Рин рыкнула. Последствия? Да какого…
— Да? Правда? Каким же образом? Жениться на мне?
— Да.
— Замечательный способ очистить свою совесть! Только ты не учел, каково будет мне!
— Что с тобой не так?
— А ты включи свои умные мозги и проведи сравнительный анализ своего статуса и моего, сразу поймешь, что не так!
— Рин! Все, чего я от тебя жду — это слово «да». Ты не из дворян, поэтому не понимаешь, что стоит мне щелкнуть пальцами — никто слова сказать не посмеет о твоем происхождении!
Рин смерила его взглядом, встала и стала одеваться. Схватив Соколиную песню, она направилась к выходу. Анхельм попытался схватить ее за руку, но она не далась.
— Куда ты собралась? Мы не договорили!
— У меня пропало желание говорить. Я пойду, подышу воздухом и подумаю о своем происхождении. В сотый раз.
До Анхельма дошло.
— О боги… Рин, я совсем не то хотел сказать… Я хотел сказать, что для меня не имеет значения, кто ты.
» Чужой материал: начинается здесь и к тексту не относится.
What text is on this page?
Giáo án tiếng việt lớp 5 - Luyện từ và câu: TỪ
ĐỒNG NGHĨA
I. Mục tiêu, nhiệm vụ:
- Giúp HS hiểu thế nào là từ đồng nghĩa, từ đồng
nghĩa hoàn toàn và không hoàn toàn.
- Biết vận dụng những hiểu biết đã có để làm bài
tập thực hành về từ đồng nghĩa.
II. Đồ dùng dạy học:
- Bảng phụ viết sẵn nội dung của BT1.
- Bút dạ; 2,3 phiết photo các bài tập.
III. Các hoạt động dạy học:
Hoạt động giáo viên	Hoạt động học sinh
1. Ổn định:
— Еще лучше получилось! Я выйду, пока мы не наговорили друг другу еще больше гадостей.
Анхельм вскочил и загородил ей проход.
— Отойди, — процедила она.
Анхельм схватил ее за руку.
— Рин, я прошу прощения за свои слова. Я вовсе не хотел тебя обидеть.
— Отпусти, — опасным голосом сказала она. — И никогда не хватай меня за руки. Никогда. В следующий раз сломаю тебе что-нибудь.
— Я же попросил прощения!
— Считай, что я тебя простила. Отпусти руку и немедленно отойди.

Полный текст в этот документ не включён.